The calls always begin the same way, with “some crazy heavy metal,” Arevalo said, usually of Jamison’s choosing. When Jamison pulls out “the book,” the process of preparing for an Ebola patient really begins.

“The book” is the sum of the team’s learning on how to handle Ebola and other deadly infectious diseases. It’s a checklist they have followed, letter by letter, each time they’ve transported an Ebola patient. The team members switch off, playing different roles in the transport process. But they never deviate from the script for each specific role. (Nor have they changed the kind of music they listen to as they get ready).

For Brantly’s pickup, Arevalo and Stallings got the vehicles ready. Jamison checked the filters and batteries in the respirators to make sure none was expired and gathered other supplies. Miles, the team’s director, was in contact with the State Department, the FBI, Emory and Grady’s medical director. Stallings drove the main ambulance and Arevalo was in the back with Brantly. For Writebol, Jamison took the wheel, with Arevalo and Stallings in back because Writebol was too weak to walk.

Since their first case the team has been flooded with emails from health care workers from as far away as New Zealand seeking advice on how to prepare for an Ebola patient.
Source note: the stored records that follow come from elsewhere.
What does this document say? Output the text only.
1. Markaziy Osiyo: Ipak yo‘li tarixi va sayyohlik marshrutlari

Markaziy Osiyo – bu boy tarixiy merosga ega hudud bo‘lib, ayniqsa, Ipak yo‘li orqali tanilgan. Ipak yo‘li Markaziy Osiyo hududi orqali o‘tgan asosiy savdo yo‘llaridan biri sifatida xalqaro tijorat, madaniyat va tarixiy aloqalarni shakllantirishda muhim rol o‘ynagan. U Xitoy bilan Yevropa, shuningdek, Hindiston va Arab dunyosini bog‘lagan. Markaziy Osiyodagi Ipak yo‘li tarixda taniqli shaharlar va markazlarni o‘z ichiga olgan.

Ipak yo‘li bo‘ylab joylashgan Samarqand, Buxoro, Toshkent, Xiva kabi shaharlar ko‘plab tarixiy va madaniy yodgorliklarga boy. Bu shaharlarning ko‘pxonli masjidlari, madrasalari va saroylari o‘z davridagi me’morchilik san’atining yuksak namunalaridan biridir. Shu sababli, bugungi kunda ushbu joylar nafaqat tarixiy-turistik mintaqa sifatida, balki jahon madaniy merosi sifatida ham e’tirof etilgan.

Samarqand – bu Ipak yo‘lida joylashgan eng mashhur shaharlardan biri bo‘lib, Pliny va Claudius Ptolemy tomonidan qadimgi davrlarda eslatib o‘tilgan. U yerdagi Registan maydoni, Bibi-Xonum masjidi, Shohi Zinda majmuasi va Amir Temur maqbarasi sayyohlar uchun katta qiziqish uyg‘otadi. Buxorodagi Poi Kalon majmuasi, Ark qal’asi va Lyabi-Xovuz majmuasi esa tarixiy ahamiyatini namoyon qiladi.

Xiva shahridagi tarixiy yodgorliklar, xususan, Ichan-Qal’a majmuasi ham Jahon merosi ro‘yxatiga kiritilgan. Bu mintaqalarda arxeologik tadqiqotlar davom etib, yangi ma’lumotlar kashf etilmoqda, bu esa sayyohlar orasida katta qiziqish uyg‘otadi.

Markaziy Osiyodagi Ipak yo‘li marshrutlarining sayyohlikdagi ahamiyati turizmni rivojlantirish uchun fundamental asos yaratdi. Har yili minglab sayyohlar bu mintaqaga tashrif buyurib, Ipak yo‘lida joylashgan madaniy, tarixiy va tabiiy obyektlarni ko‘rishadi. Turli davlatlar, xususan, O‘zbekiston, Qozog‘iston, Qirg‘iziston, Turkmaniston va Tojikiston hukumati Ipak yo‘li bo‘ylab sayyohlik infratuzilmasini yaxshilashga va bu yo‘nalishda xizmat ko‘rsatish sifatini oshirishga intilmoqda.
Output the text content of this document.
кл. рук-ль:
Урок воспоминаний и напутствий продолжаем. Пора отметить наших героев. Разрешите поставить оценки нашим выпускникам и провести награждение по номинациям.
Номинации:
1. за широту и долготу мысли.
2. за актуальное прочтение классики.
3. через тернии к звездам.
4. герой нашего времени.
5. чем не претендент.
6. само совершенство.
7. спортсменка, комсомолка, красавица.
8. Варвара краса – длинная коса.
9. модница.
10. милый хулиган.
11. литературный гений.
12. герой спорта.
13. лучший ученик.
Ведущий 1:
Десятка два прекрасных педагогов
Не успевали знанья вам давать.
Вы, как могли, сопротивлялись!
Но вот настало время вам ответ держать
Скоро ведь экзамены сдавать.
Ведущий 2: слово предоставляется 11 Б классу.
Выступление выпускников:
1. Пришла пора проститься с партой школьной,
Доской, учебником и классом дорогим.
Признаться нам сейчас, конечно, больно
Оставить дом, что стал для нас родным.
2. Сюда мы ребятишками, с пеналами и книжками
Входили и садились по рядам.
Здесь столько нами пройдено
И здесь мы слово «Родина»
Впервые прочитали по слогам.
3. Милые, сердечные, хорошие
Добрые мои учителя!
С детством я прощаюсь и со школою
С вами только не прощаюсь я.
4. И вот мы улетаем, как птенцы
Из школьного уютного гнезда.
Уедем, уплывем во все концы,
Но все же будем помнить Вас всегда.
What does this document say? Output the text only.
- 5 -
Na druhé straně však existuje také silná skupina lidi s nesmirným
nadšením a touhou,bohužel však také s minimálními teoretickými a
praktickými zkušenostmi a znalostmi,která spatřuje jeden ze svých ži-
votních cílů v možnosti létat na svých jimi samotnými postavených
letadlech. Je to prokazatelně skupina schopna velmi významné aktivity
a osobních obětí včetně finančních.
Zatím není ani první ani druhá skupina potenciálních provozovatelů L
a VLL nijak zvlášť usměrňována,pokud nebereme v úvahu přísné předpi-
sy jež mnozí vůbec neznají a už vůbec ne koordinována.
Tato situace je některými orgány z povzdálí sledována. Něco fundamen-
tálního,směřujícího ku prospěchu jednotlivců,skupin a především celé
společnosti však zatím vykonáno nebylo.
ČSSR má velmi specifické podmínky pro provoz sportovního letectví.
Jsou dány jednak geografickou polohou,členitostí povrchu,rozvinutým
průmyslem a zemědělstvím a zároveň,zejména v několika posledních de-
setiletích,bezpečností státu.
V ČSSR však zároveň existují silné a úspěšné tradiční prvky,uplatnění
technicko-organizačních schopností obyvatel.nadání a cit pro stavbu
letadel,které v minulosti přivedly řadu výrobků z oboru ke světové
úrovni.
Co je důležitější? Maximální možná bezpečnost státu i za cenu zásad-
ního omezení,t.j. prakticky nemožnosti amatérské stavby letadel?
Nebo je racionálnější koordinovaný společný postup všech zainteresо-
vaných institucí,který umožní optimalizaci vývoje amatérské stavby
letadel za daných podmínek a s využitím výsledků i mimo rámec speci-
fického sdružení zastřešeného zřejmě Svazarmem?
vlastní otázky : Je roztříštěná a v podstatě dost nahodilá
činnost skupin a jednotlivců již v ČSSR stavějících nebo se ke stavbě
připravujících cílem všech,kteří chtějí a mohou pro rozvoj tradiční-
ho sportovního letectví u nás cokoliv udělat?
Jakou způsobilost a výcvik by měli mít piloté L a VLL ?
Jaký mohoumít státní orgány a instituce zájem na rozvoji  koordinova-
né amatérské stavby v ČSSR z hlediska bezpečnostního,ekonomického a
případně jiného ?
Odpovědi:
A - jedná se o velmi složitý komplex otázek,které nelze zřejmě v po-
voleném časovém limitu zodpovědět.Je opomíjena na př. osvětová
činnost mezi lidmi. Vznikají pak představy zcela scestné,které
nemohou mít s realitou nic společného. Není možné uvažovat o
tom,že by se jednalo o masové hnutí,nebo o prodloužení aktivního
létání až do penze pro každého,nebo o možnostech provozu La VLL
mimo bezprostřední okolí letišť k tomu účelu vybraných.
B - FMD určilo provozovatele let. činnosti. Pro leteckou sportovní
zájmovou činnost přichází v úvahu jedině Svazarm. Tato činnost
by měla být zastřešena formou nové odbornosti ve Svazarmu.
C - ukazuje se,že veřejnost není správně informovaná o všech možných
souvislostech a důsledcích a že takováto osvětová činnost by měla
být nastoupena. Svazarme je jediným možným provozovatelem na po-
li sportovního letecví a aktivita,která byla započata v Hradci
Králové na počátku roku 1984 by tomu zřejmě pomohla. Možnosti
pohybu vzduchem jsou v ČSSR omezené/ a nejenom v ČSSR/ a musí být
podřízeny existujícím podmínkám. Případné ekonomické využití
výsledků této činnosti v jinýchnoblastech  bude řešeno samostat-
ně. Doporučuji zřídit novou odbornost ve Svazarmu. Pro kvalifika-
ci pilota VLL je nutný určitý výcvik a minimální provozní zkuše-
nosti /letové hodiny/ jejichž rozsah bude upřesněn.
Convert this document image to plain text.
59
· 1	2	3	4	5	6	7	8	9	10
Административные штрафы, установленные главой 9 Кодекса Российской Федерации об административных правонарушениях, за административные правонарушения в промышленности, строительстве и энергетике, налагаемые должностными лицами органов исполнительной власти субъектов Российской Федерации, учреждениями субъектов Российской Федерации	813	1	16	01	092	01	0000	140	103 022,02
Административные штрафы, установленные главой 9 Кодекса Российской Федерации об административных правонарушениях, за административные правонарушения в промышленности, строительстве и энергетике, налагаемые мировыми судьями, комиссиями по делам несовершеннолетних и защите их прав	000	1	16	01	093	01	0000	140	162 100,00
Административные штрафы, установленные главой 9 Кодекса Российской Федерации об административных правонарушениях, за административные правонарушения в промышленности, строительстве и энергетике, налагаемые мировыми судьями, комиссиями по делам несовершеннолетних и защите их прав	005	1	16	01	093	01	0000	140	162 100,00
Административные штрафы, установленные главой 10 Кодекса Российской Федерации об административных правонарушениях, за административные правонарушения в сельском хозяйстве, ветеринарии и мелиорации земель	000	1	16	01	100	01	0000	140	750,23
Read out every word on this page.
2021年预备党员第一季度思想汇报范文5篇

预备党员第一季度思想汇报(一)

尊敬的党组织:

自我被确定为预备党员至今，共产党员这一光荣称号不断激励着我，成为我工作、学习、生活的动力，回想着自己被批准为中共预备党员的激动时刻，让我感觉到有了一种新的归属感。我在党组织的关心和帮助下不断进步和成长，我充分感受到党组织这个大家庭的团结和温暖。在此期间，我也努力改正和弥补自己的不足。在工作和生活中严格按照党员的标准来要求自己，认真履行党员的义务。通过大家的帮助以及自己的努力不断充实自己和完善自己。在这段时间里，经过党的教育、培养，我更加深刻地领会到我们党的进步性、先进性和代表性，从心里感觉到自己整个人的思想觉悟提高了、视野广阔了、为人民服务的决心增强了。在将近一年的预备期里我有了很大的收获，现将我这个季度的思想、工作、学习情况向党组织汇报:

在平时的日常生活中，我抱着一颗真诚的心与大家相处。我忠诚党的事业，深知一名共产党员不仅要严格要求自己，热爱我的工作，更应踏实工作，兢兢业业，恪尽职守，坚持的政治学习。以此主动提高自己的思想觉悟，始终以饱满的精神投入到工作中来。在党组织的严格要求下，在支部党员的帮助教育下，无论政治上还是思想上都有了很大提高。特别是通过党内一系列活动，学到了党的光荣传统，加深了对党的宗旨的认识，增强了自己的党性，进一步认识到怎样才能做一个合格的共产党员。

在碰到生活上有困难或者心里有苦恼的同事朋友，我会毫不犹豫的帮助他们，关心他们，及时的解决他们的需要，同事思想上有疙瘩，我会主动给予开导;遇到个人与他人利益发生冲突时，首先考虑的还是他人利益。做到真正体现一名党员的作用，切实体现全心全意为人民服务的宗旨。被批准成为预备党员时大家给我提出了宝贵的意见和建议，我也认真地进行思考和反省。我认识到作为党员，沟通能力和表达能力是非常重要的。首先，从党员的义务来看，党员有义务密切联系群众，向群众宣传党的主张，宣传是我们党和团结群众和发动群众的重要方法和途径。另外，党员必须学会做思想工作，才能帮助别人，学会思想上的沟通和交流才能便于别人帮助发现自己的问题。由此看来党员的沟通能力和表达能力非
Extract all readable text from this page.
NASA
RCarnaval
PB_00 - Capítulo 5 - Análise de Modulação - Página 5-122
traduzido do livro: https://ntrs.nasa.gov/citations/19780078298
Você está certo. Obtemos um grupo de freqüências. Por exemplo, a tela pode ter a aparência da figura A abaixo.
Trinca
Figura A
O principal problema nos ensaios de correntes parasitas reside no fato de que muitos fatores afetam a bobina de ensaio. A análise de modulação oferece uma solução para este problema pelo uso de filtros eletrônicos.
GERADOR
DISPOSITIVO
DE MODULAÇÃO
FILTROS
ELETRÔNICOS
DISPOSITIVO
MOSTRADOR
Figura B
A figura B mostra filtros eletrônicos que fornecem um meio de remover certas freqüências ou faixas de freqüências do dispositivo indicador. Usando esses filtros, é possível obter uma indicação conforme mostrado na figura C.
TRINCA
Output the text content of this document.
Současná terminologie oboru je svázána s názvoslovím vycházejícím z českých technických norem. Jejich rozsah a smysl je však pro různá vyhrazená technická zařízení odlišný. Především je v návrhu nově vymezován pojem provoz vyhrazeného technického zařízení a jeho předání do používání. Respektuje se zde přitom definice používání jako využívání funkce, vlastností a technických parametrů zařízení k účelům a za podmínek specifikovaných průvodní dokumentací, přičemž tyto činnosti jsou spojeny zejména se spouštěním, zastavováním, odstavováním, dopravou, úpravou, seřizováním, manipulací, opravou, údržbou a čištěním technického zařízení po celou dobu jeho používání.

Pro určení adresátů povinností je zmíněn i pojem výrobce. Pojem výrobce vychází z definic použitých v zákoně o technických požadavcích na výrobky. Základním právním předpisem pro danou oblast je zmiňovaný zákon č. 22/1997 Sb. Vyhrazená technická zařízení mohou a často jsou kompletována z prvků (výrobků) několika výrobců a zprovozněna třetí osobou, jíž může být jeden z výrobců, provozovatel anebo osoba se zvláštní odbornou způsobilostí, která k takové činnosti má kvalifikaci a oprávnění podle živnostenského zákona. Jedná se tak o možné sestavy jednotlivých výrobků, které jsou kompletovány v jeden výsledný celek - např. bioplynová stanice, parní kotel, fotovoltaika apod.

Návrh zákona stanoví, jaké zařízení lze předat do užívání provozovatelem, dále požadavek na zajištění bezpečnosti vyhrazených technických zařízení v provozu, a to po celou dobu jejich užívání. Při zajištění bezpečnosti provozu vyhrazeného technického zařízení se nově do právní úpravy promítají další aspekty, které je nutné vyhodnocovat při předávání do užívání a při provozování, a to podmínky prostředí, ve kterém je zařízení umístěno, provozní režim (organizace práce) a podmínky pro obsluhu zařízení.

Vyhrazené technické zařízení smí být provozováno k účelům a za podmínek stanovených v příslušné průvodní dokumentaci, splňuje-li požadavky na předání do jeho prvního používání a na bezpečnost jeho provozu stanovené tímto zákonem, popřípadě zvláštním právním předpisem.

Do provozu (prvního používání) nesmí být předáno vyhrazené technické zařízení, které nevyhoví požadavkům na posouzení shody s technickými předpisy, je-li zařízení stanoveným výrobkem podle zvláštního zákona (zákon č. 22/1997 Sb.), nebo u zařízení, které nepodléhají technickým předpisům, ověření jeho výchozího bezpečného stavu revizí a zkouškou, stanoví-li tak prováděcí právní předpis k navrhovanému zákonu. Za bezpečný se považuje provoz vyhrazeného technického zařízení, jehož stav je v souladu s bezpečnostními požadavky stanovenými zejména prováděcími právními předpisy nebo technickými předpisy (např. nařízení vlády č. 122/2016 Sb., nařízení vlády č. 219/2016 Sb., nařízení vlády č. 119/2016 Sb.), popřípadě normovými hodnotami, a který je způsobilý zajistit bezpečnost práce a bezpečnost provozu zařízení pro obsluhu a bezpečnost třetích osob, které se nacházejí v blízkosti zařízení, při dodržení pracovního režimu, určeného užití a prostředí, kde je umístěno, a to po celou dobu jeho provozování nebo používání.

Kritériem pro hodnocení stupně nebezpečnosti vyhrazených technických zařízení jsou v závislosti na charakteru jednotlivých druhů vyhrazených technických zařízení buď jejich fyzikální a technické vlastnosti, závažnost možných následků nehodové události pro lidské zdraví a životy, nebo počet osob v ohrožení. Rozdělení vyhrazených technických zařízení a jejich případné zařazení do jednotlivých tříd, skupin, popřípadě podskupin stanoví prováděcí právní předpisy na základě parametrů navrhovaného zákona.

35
At the request of the CDC, Miles was even flown to Dallas to supervise the ambulance clean-up there after Amber Vinson’s transport.

“I was not the clipboard man,” Miles said, referring to a man on the tarmac wearing only street clothes who was working with the team loading Vinson onto the plane.

Here, when they clean an ambulance, they do not use the buddy system. In fact, they don’t use the buddy system in any stage of the prep or clean up. They use an “arena” system, with at least two sets of eyes watching the person performing a task, whether cleaning the ambulance or taking off gear. One person calls out directions, the rest watch, making sure commands are followed.

Afterward, they sit down, drink endless bottles of water and talk about what went right, what went wrong and what can be improved upon. While they are hopeful they won’t have to handle another U.S. Ebola patient, they say they are ready, nonetheless.

“Just to know that we played a small part in getting these patients the care that they needed and then they leave and go home to their families, that’s a good feeling,” Miles said.